Tout le monde n’est pas d’accord avec le chef de l’État. Bruno Le Maire a défendu les propos de la Première ministre. « Je pense que le RN a une histoire et que la Première ministre est parfaitement fondée à rappeler cette histoire », a-t-il déclaré sur France Inter ce matin. « On peut rappeler parfaitement, comme l’a fait la Première ministre, l’histoire du RN tout en combattant le RN sur ses propositions et sur ses idées », selon le ministre de l’Économie. Certains députés du camp présidentiel désapprouvent la position d’Emmanuel Macron. « Il a peut-être, dans son rôle de président, envie de calmer le jeu. Mais je ne crois pas qu’il faille calmer le jeu avec le Rassemblement national », considère Erwan Balanant, député MODEM. Le camp présidentiel est fracturé. Pendant ce temps, le RN se frotte les mains.

Du barrage au marche-pied : comment Macron a normalisé l’extrême droite

Fallait-il vraiment s’attendre à autre chose de la part du président de la République ? Ses flirts avec l’extrême droite durent depuis maintenant 8 ans. Quelques rappels s’imposent.

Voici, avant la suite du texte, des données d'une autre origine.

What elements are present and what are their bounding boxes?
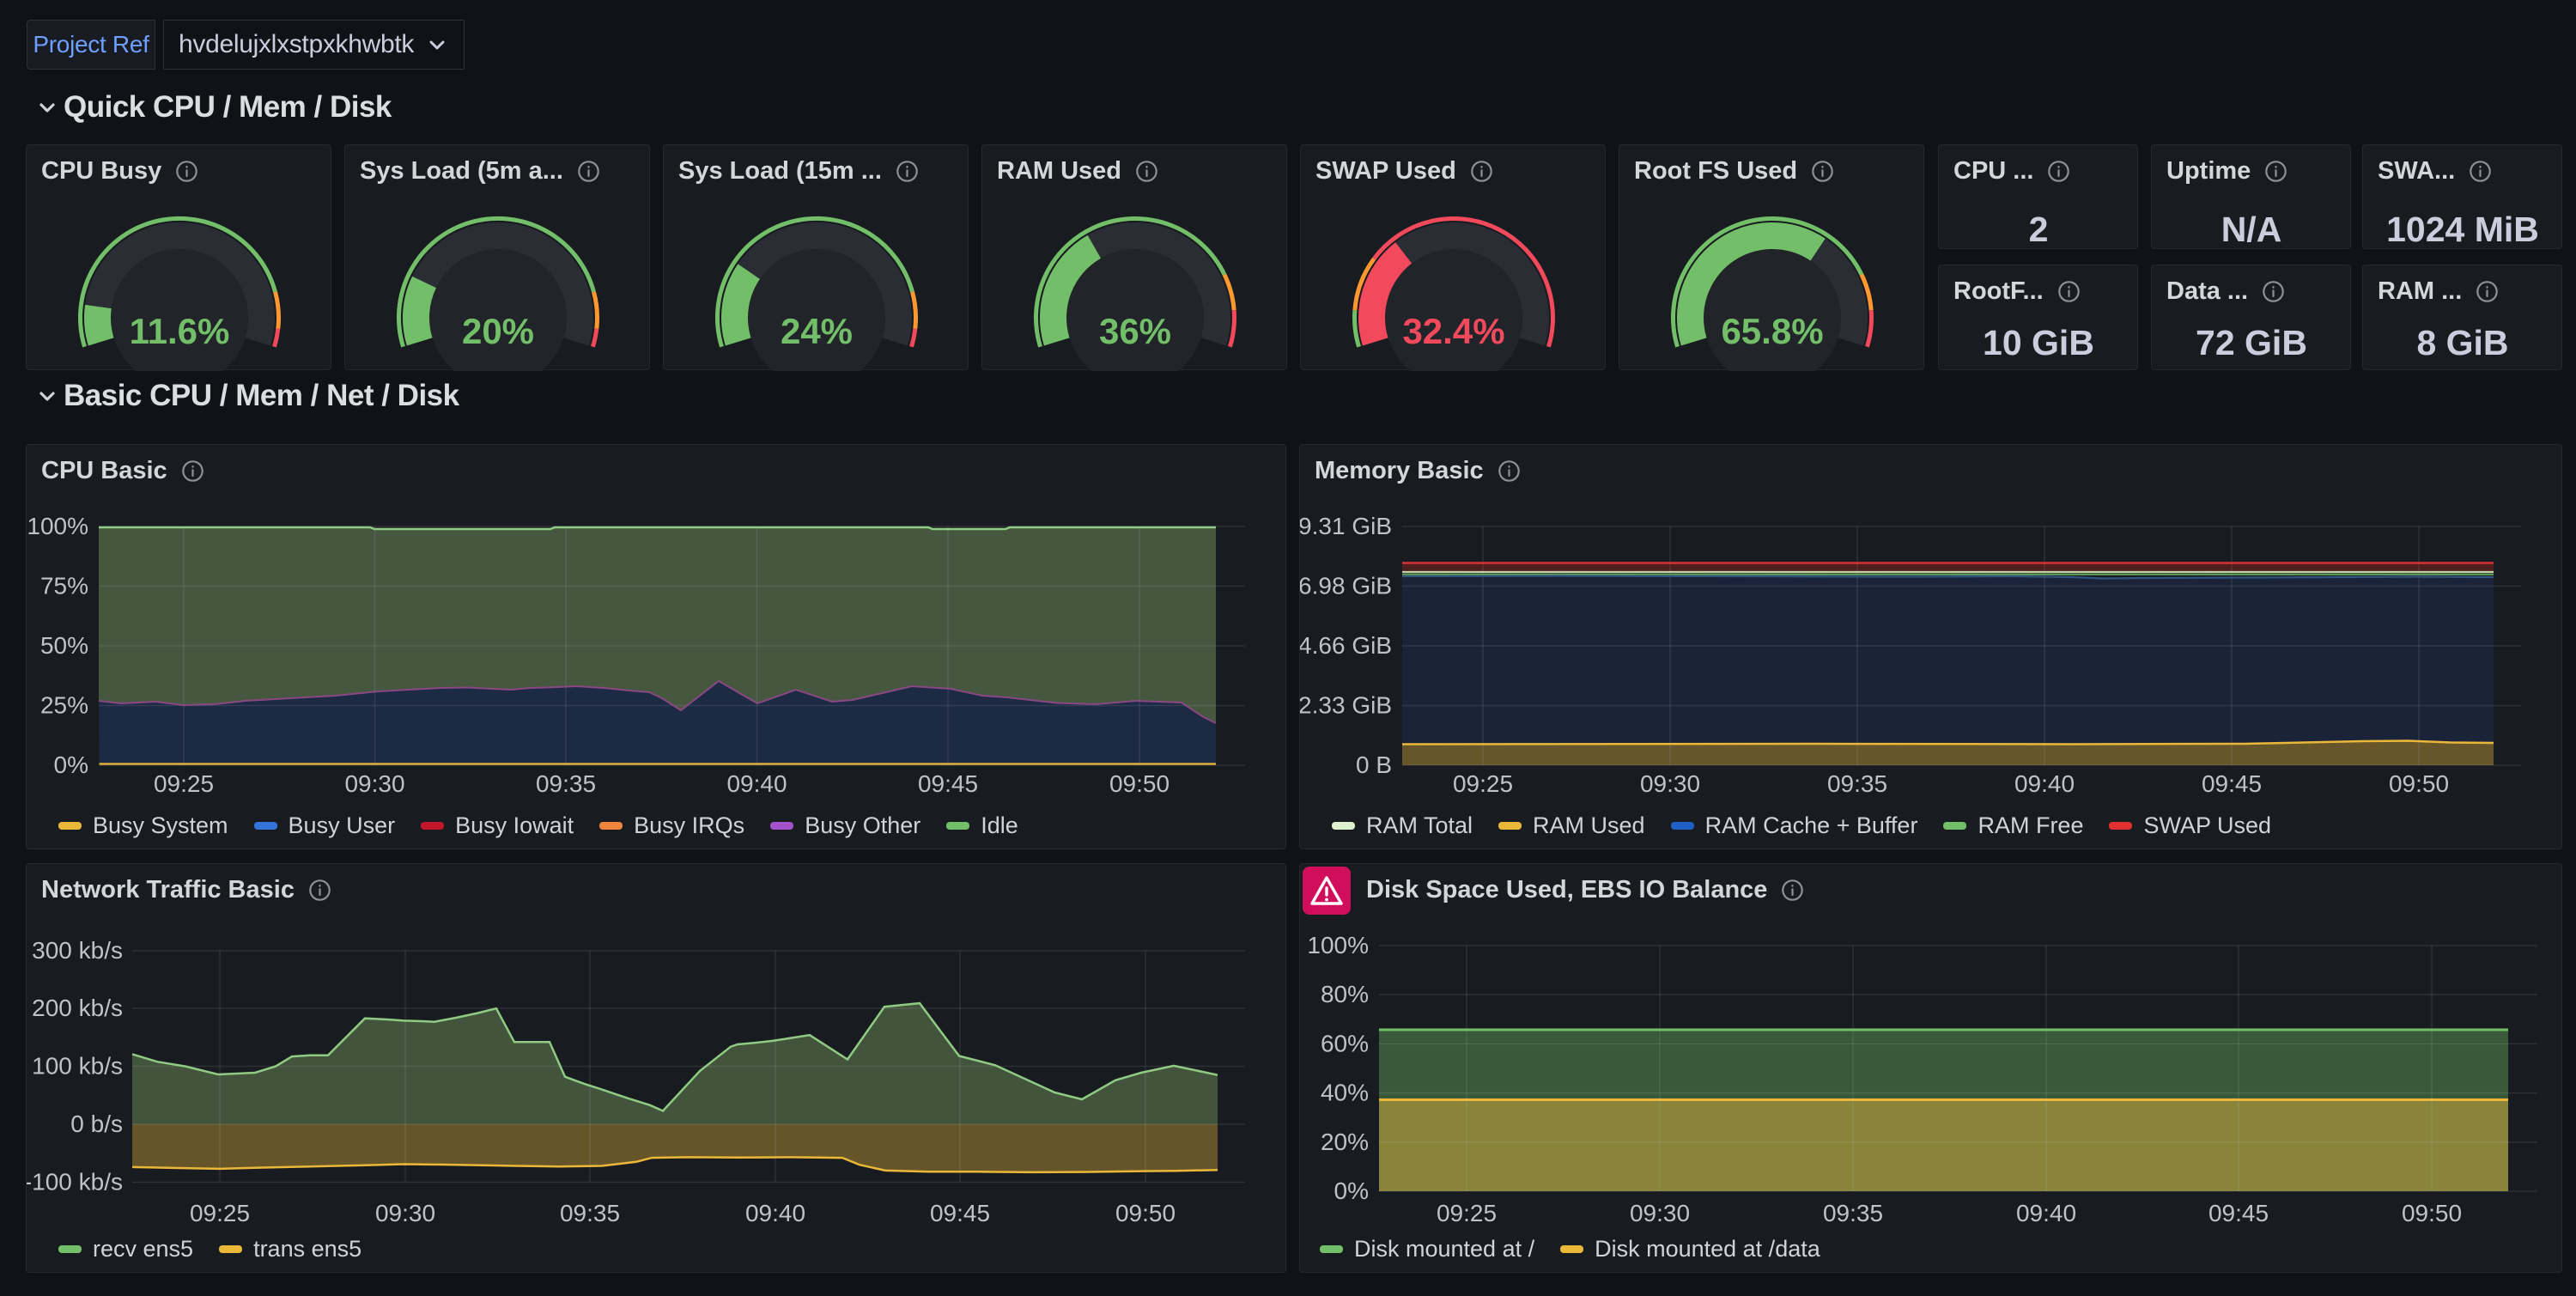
svg-text:0 B: 0 B [1356,751,1392,778]
svg-text:09:30: 09:30 [1640,770,1700,797]
svg-text:09:25: 09:25 [154,770,214,797]
svg-text:09:50: 09:50 [1115,1200,1176,1226]
svg-text:6.98 GiB: 6.98 GiB [1300,573,1392,599]
svg-text:09:25: 09:25 [190,1200,250,1226]
svg-text:-100 kb/s: -100 kb/s [27,1169,123,1196]
svg-text:100%: 100% [1307,932,1369,958]
svg-text:09:35: 09:35 [1823,1200,1883,1226]
svg-text:09:35: 09:35 [536,770,596,797]
svg-text:09:35: 09:35 [1827,770,1887,797]
svg-text:60%: 60% [1321,1030,1369,1056]
svg-text:2.33 GiB: 2.33 GiB [1300,692,1392,719]
svg-text:09:40: 09:40 [726,770,787,797]
svg-text:N/A: N/A [2221,210,2282,249]
svg-text:100%: 100% [27,513,88,539]
svg-text:50%: 50% [40,632,88,659]
svg-text:65.8%: 65.8% [1721,311,1823,351]
svg-text:09:40: 09:40 [2016,1200,2076,1226]
svg-text:09:35: 09:35 [560,1200,620,1226]
svg-text:09:30: 09:30 [344,770,404,797]
svg-text:0%: 0% [54,751,88,778]
svg-text:40%: 40% [1321,1080,1369,1106]
svg-text:32.4%: 32.4% [1402,311,1504,351]
svg-text:80%: 80% [1321,981,1369,1007]
svg-text:09:30: 09:30 [375,1200,435,1226]
svg-text:09:40: 09:40 [745,1200,805,1226]
svg-text:09:50: 09:50 [2402,1200,2462,1226]
svg-text:20%: 20% [462,311,534,351]
svg-text:09:50: 09:50 [1109,770,1170,797]
svg-text:9.31 GiB: 9.31 GiB [1300,513,1392,539]
svg-text:09:45: 09:45 [2208,1200,2269,1226]
svg-text:100 kb/s: 100 kb/s [32,1053,123,1080]
svg-text:2: 2 [2029,210,2049,249]
svg-text:0 b/s: 0 b/s [70,1110,123,1137]
svg-text:25%: 25% [40,692,88,719]
svg-text:09:30: 09:30 [1630,1200,1690,1226]
svg-text:09:45: 09:45 [918,770,978,797]
svg-text:0%: 0% [1334,1177,1369,1204]
svg-text:09:25: 09:25 [1453,770,1513,797]
svg-text:75%: 75% [40,573,88,599]
svg-text:200 kb/s: 200 kb/s [32,995,123,1021]
svg-text:36%: 36% [1099,311,1171,351]
svg-text:300 kb/s: 300 kb/s [32,937,123,964]
svg-text:11.6%: 11.6% [130,311,230,351]
svg-text:8 GiB: 8 GiB [2416,323,2508,362]
svg-text:24%: 24% [781,311,853,351]
svg-text:09:45: 09:45 [930,1200,990,1226]
svg-text:20%: 20% [1321,1129,1369,1155]
svg-text:09:40: 09:40 [2014,770,2075,797]
svg-text:72 GiB: 72 GiB [2196,323,2307,362]
svg-text:09:25: 09:25 [1437,1200,1497,1226]
svg-text:4.66 GiB: 4.66 GiB [1300,632,1392,659]
svg-text:10 GiB: 10 GiB [1983,323,2094,362]
svg-text:1024 MiB: 1024 MiB [2386,210,2539,249]
svg-text:09:50: 09:50 [2389,770,2449,797]
svg-text:09:45: 09:45 [2202,770,2262,797]
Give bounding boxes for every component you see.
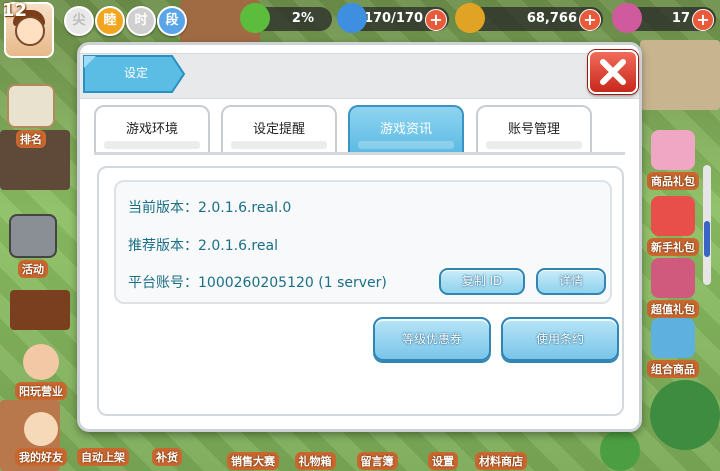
- tab-game-environment[interactable]: 游戏环境: [94, 105, 210, 153]
- clipboard-icon: [7, 84, 55, 128]
- close-icon: [600, 59, 626, 85]
- side-menu-business[interactable]: 阳玩营业: [14, 344, 68, 400]
- coin-icon: [455, 3, 485, 33]
- platform-account: 平台账号：1000260205120 (1 server): [128, 275, 387, 291]
- gem-bar: 17 +: [612, 3, 716, 33]
- current-version: 当前版本：2.0.1.6.real.0: [128, 200, 292, 216]
- side-menu-ranking[interactable]: 排名: [4, 84, 58, 148]
- side-scrollbar[interactable]: [703, 165, 711, 285]
- dialog-title-tag: 设定: [82, 54, 186, 93]
- add-coins-button[interactable]: +: [579, 9, 601, 31]
- energy-value: 170/170: [363, 11, 423, 26]
- tab-account-management[interactable]: 账号管理: [476, 105, 592, 153]
- side-menu-events[interactable]: 活动: [6, 214, 60, 278]
- gem-value: 17: [671, 11, 690, 26]
- rank-badge-4[interactable]: 段: [157, 6, 187, 36]
- settings-dialog: 设定 游戏环境 设定提醒 游戏资讯 账号管理 当前版本：2.0.1.6.real…: [77, 42, 642, 432]
- scrollbar-thumb[interactable]: [704, 221, 710, 257]
- level-coupon-button[interactable]: 等级优惠券: [373, 317, 491, 361]
- bottom-material-shop[interactable]: 材料商店: [474, 450, 528, 470]
- side-menu-value-pack[interactable]: 超值礼包: [646, 258, 700, 318]
- bottom-restock[interactable]: 补货: [140, 446, 194, 466]
- bottom-auto-shelf[interactable]: 自动上架: [76, 446, 130, 466]
- recommended-version: 推荐版本：2.0.1.6.real: [128, 238, 278, 254]
- coin-value: 68,766: [526, 11, 577, 26]
- energy-bar: 170/170 +: [337, 3, 449, 33]
- tab-game-info[interactable]: 游戏资讯: [348, 105, 464, 153]
- player-level: 12: [2, 0, 28, 21]
- coin-bar: 68,766 +: [455, 3, 603, 33]
- version-info-box: 当前版本：2.0.1.6.real.0 推荐版本：2.0.1.6.real 平台…: [114, 180, 612, 304]
- gem-icon: [612, 3, 642, 33]
- side-menu-gift-pack[interactable]: 商品礼包: [646, 130, 700, 190]
- side-menu-bundle[interactable]: 组合商品: [646, 318, 700, 378]
- exp-bar: 2%: [240, 3, 332, 33]
- side-menu-newbie-pack[interactable]: 新手礼包: [646, 196, 700, 256]
- rank-badge-1[interactable]: 尖: [64, 6, 94, 36]
- terms-of-use-button[interactable]: 使用条约: [501, 317, 619, 361]
- rank-badge-3[interactable]: 时: [126, 6, 156, 36]
- top-hud: 12 尖 睦 时 段 2% 170/170 + 68,766 + 17 +: [0, 0, 720, 58]
- details-button[interactable]: 详情: [536, 268, 606, 295]
- tab-content-panel: 当前版本：2.0.1.6.real.0 推荐版本：2.0.1.6.real 平台…: [97, 166, 624, 416]
- rank-badge-2[interactable]: 睦: [95, 6, 125, 36]
- tab-divider: [94, 152, 625, 155]
- calendar-icon: [9, 214, 57, 258]
- side-menu-friends[interactable]: 我的好友: [14, 412, 68, 466]
- gift-icon: [651, 130, 695, 170]
- lightning-icon: [337, 3, 367, 33]
- friends-icon: [24, 412, 58, 446]
- bottom-guestbook[interactable]: 留言簿: [350, 450, 404, 470]
- add-gems-button[interactable]: +: [692, 9, 714, 31]
- star-icon: [240, 3, 270, 33]
- bottom-gift-box[interactable]: 礼物箱: [288, 450, 342, 470]
- dialog-title: 设定: [124, 66, 149, 80]
- close-button[interactable]: [588, 50, 638, 94]
- exp-percent: 2%: [291, 11, 314, 26]
- box-icon: [651, 318, 695, 358]
- tab-reminder-settings[interactable]: 设定提醒: [221, 105, 337, 153]
- basket-icon: [651, 258, 695, 298]
- add-energy-button[interactable]: +: [425, 9, 447, 31]
- copy-id-button[interactable]: 复制 ID: [439, 268, 525, 295]
- shop-icon: [651, 196, 695, 236]
- girl-icon: [23, 344, 59, 380]
- bottom-settings[interactable]: 设置: [416, 450, 470, 470]
- bottom-sales-contest[interactable]: 销售大赛: [226, 450, 280, 470]
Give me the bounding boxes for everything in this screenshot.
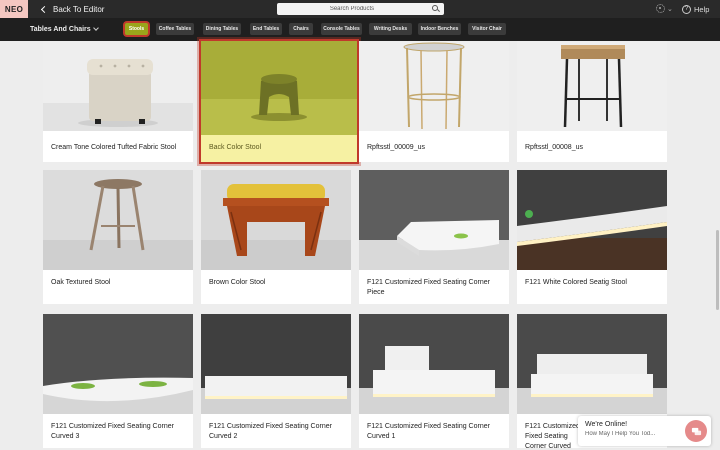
product-name: Back Color Stool [209, 144, 262, 151]
product-name: Oak Textured Stool [51, 279, 111, 286]
scrollbar-thumb[interactable] [716, 230, 719, 310]
product-card-f121-curved-1[interactable]: F121 Customized Fixed Seating Corner Cur… [359, 314, 509, 448]
gear-icon [656, 4, 665, 13]
product-card-rpftsstl-00009[interactable]: Rpftsstl_00009_us [359, 41, 509, 162]
chat-widget[interactable]: We're Online! How May I Help You Tod... [578, 416, 711, 446]
product-image [517, 170, 667, 270]
product-name: F121 Customized Fixed Seating Corner Pie… [367, 279, 490, 296]
product-image [201, 314, 351, 414]
search-icon[interactable] [432, 5, 438, 11]
chevron-down-icon [93, 25, 99, 31]
product-card-rpftsstl-00008[interactable]: Rpftsstl_00008_us [517, 41, 667, 162]
category-dropdown[interactable]: Tables And Chairs [30, 18, 99, 41]
back-to-editor-button[interactable]: Back To Editor [40, 0, 105, 18]
chevron-down-icon: ⌄ [667, 5, 673, 13]
tab-stools[interactable]: Stools [125, 23, 148, 35]
chat-subtitle: How May I Help You Tod... [585, 431, 656, 437]
product-image [43, 314, 193, 414]
product-image [517, 314, 667, 414]
back-label: Back To Editor [53, 4, 105, 14]
product-image [43, 41, 193, 131]
product-card-f121-white-stool[interactable]: F121 White Colored Seatig Stool [517, 170, 667, 304]
chat-bubble-icon [691, 427, 701, 435]
product-name: F121 Customized Fixed Seating Corner Cur… [525, 423, 580, 448]
search-input[interactable] [277, 3, 427, 15]
product-name: F121 Customized Fixed Seating Corner Cur… [367, 423, 490, 440]
product-card-f121-curved-2[interactable]: F121 Customized Fixed Seating Corner Cur… [201, 314, 351, 448]
logo[interactable]: NEO [0, 0, 28, 18]
product-image [201, 170, 351, 270]
product-card-f121-corner-piece[interactable]: F121 Customized Fixed Seating Corner Pie… [359, 170, 509, 304]
product-name: F121 White Colored Seatig Stool [525, 279, 627, 286]
search-box [277, 3, 444, 15]
chat-title: We're Online! [585, 421, 628, 428]
product-name: F121 Customized Fixed Seating Corner Cur… [209, 423, 332, 440]
chat-button[interactable] [685, 420, 707, 442]
tab-chairs[interactable]: Chairs [289, 23, 313, 35]
tab-writing-desks[interactable]: Writing Desks [369, 23, 412, 35]
top-bar: NEO Back To Editor ⌄ ? Help [0, 0, 720, 18]
tab-coffee-tables[interactable]: Coffee Tables [156, 23, 194, 35]
chevron-left-icon [40, 5, 49, 13]
product-image [517, 41, 667, 131]
product-image [201, 41, 357, 135]
tab-visitor-chair[interactable]: Visitor Chair [468, 23, 506, 35]
settings-button[interactable]: ⌄ [656, 4, 673, 13]
product-name: Brown Color Stool [209, 279, 266, 286]
tab-console-tables[interactable]: Console Tables [321, 23, 362, 35]
tab-dining-tables[interactable]: Dining Tables [203, 23, 241, 35]
question-icon: ? [682, 4, 691, 14]
help-button[interactable]: ? Help [682, 0, 709, 18]
product-card-back-color-stool[interactable]: Back Color Stool [199, 39, 359, 164]
product-name: Rpftsstl_00009_us [367, 144, 425, 151]
tab-indoor-benches[interactable]: Indoor Benches [418, 23, 461, 35]
product-name: Rpftsstl_00008_us [525, 144, 583, 151]
category-bar: Tables And Chairs Stools Coffee Tables D… [0, 18, 720, 41]
tab-end-tables[interactable]: End Tables [250, 23, 282, 35]
category-label: Tables And Chairs [30, 26, 91, 33]
product-image [359, 41, 509, 131]
product-card-oak-stool[interactable]: Oak Textured Stool [43, 170, 193, 304]
product-card-brown-stool[interactable]: Brown Color Stool [201, 170, 351, 304]
product-card-cream-stool[interactable]: Cream Tone Colored Tufted Fabric Stool [43, 41, 193, 162]
product-image [43, 170, 193, 270]
product-name: Cream Tone Colored Tufted Fabric Stool [51, 144, 177, 151]
product-card-f121-curved-3[interactable]: F121 Customized Fixed Seating Corner Cur… [43, 314, 193, 448]
help-label: Help [694, 4, 710, 14]
product-image [359, 170, 509, 270]
product-image [359, 314, 509, 414]
product-name: F121 Customized Fixed Seating Corner Cur… [51, 423, 174, 440]
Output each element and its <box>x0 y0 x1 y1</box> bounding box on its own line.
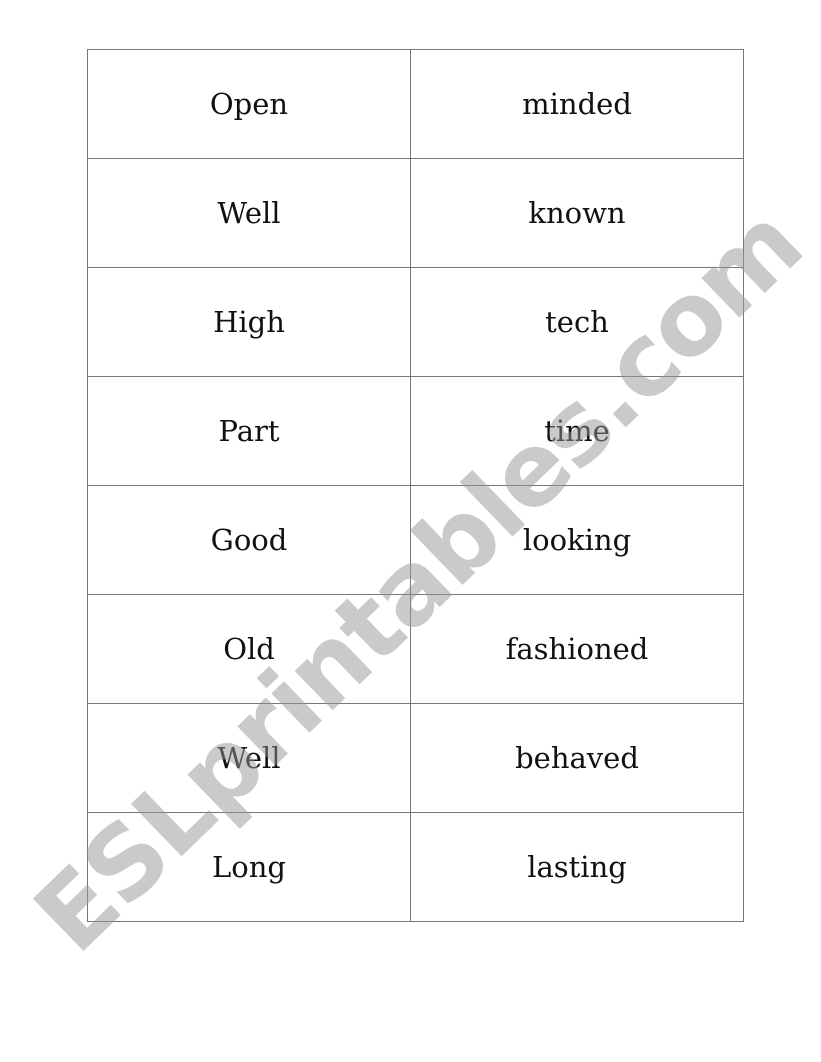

En 2015, il déclare : « Dans la politique française, cet absent est la figure du roi, dont je pense fondamentalement que le peuple français n’a pas voulu la mort. » En 2018, le chef de l’État qualifie le Maréchal Pétain, qui serra la main d’Adolf Hitler, de « grand soldat ».

2 ans plus tard, Emmanuel Macron réhabilite Charles Maurras, dirigeant de l’Action française en distinguant « pays légal » et « pays réel » pour parler du régalien. Il récidive le 14 juillet 2022 en utilisant dans son discours terme de « nation organique », rhétorique fondatrice des États fascistes en Italie et en Allemagne. Une idée reprise ensuite fidèlement dans la doctrine de Vichy « Travail, Famille, Patrie ». En 2021, le gouvernement agite le drapeau de la menace d’un pseudo « islamo-gauchisme » qui gangrènerait les universités : le chef de l’État laisse faire. De même lorsque que le ministre de l’Intérieur Gérald Darmanin qualifie Marine Le Pen de « trop molle ».

Pour aller plus loin : Pétain « grand soldat », « pays réel », « nation organique » : Macron, le nauséabond glissement vers la rhétorique d’extrême-droite

Récemment, le chef de l’État a repris le mot de « décivilisation », concept fumeux théorisé par l’extrême droite. Emmanuel Macron sert de marche-pied à l’extrême droite depuis trop longtemps, et « en même temps » diabolise la gauche. Un retournement du barrage républicain prédit par le philosophe Frédéric Lordon : plutôt Hitler que le Front populaire hier, plutôt Marine Le Pen que Jean-Luc Mélenchon aujourd’hui. Un jeu terriblement dangereux, qui fait le jeu de l’extrême droite.